A Row Is Brewing At The ECB

A day for central bankers and maybe the hint of a row brewing within the ECB. After days of jitters, euro zone bond markets were calmed a little this week when ECB policymaker Benoit Coure said the central bank's government bond-buying programme could be revived if Spain started teetering.

That is decidedly not what the orthodoxists in Frankfurt would have wanted to here. They are already worried that the creation of more than a trillion euros of three-year money could be stoking future inflation and creating addicted banks and feel that the bond-buying programme crosses a red line — that the ECB should not fund governments.

We know Bundesbank chief Jens Weidmann has been leading the charge to at least talk about an exit strategy from the ECB's extraordinary policy stance "“ something the top man, Mario Draghi, slapped down pretty bluntly last week — and Orphanides, the ECB man from Cyprus, was out last night saying individual central bankers should not be making any commitments about bond-buying, a clear swipe at Coure.
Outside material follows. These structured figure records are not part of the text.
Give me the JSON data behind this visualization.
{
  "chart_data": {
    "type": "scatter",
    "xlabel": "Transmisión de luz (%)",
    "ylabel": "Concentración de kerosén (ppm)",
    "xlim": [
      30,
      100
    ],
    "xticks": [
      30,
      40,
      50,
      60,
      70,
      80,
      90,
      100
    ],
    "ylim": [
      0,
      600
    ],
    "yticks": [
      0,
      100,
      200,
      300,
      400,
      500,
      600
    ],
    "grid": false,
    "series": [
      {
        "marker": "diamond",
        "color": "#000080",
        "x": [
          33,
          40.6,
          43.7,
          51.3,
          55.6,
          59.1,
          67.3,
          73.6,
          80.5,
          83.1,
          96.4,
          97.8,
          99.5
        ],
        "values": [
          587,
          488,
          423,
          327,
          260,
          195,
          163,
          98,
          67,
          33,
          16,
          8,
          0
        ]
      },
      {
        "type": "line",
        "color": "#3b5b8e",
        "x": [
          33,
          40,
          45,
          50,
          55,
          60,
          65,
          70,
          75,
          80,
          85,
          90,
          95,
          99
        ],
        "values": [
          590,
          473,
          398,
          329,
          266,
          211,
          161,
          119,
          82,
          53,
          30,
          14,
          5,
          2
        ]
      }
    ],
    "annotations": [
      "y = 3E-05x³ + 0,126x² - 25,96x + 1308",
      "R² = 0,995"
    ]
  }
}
The new line-up at the ECB appears more collegiate and pragmatic than their predecessors, so don't expect any flouncing out as the German duo Axel Weber and Juergen Stark did last year. But given that the ECB has been the consistent guarantor and decisive actor during the debt crisis so far, any signs of a split are not likely to do anything for markets' nerves. Germany's Joerg Asmussen, Dutch central banker Klaas Knot and France's Christian Noyer are all speaking today.

The focus is already shifting to the IMF annual meeting which starts this time next week with Lagarde saying yesterday that more crisis-fighting funds were needed, though maybe not as much as had been thought as risks were receding (the Spanish will be heartened and maybe surprised to hear that!). The deal may not be done next week though and she emphasized that IMF resources would be devoted to protecting non-euro zone countries caught up in the turmoil. That may be the political message she needs to deliver to make headway.

Spain put another plank of its austerity drive in place last night, passing a law in parliament to allow the central government to intervene within nine months in the finances of autonomous regions that do not comply with strict deficit reduction rules. But look at the charts, and what has happened to Spanish bond yields, and it is clear from the way they have lurched up since Rajoy rejected a previously agreed deficit target that Madrid has some way to go to rebuild confidence.

There are also media reports that the Dutch government is close to clinching a deal on budget cuts which its coalition partners and opposition parties had set their face against. That's a big deal if true. There was a real prospect of the government falling and the  causing problems for the ratification of tough new EU fiscal rules which have gone some way to convincing investors that a new debt cataclysm can be avoided.